The result is fewer alerts, better signal accuracy, and coverage of the changes that matter.

Ballerine’s Approach To Merchant Monitoring

Ballerine builds merchant monitoring infrastructure for acquirers who need to move beyond rule-based systems without adding headcount or slowing portfolio reviews.

The monitoring layer uses AI agents to analyze each merchant's actual web presence on a continuous basis. Key capabilities:

  • Website and product content analysis across the full merchant domain, not just the landing page

  • Business model classification, updated continuously as merchant content changes

  • MCC and regulated-category detection, grounded in what the merchant actually sells

  • Domain and social presence monitoring for signals that emerge outside the checkout flow

  • Licensing and compliance signal detection, including indicators of unlicensed regulated activity

Rather than matching keywords against a trigger list, the system reads and interprets merchant content to evaluate whether what the merchant is doing aligns with what it is approved to do. When the system generates an alert, it reflects a meaningful contextual signal, not a keyword match.

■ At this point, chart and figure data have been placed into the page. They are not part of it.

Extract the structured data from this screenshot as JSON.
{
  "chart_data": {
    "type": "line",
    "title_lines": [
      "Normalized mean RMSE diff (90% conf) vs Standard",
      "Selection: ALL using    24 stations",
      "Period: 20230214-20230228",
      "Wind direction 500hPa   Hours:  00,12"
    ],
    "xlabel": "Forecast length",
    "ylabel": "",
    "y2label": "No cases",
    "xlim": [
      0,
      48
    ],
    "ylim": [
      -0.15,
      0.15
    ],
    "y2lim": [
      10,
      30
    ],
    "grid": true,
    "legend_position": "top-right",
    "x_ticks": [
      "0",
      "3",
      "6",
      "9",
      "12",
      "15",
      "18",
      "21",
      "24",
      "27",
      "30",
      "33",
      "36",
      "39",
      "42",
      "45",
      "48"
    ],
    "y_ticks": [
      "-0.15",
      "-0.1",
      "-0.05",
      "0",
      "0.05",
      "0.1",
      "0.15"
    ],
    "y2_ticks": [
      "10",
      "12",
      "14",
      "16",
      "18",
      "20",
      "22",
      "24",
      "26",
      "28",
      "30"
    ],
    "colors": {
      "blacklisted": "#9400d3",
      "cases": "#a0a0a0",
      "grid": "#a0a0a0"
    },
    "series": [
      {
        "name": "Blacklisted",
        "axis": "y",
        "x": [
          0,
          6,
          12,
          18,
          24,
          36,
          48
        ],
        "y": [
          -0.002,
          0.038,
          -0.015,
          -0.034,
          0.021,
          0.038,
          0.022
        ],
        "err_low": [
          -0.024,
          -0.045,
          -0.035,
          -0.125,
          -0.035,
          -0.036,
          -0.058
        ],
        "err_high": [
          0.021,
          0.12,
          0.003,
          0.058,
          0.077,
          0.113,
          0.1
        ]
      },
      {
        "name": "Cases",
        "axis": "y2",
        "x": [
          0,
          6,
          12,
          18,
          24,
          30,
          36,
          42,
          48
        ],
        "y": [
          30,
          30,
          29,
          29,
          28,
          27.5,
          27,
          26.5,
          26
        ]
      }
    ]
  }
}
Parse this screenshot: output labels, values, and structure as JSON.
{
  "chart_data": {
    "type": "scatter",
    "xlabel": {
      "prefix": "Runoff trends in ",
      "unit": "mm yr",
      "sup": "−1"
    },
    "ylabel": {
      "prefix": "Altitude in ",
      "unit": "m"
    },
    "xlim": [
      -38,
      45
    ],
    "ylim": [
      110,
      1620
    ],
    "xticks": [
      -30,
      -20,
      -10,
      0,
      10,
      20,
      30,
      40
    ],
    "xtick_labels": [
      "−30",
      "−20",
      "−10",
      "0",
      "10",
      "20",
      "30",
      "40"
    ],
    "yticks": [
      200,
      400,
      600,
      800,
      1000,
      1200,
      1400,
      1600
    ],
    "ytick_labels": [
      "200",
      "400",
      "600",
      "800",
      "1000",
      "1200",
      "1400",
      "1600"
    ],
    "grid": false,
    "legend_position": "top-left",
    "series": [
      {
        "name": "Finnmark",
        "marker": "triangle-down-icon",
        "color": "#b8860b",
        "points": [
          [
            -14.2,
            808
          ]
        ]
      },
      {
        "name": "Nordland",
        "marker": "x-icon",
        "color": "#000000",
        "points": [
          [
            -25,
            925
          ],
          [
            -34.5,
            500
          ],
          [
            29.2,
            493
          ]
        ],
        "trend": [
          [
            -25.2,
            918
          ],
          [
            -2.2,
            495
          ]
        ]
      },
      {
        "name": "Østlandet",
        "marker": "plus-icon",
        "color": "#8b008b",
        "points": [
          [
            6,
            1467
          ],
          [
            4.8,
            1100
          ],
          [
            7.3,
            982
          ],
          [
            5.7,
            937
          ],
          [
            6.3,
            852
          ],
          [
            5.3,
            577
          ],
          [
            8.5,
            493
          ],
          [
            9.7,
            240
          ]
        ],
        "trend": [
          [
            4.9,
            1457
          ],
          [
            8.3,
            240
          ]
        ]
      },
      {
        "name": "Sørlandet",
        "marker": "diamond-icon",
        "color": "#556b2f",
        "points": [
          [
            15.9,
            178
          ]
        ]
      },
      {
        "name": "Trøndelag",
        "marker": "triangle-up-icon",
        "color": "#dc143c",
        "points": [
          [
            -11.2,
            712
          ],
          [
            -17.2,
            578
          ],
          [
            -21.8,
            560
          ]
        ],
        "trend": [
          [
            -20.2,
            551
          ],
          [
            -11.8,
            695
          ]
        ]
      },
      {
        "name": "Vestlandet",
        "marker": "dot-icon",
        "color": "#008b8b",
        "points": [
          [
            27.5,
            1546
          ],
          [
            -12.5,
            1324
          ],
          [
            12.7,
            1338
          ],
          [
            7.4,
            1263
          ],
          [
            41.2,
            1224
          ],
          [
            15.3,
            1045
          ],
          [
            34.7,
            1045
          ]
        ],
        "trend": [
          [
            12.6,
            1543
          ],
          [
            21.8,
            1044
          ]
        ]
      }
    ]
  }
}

For acquirers managing large portfolios, merchant onboarding feeds directly into the continuous monitoring layer. The contextual understanding established during underwriting is maintained and updated throughout the merchant lifecycle, rather than discarded after approval.

The system also supports transaction analysis that flags inconsistencies between transaction patterns and declared business models. This is where many of the cases that survive onboarding reviews ultimately surface.

If your risk team is clearing the large majority of its alerts as false positives and still finding problems in audits, the issue is not the team. It is what the tools are looking at.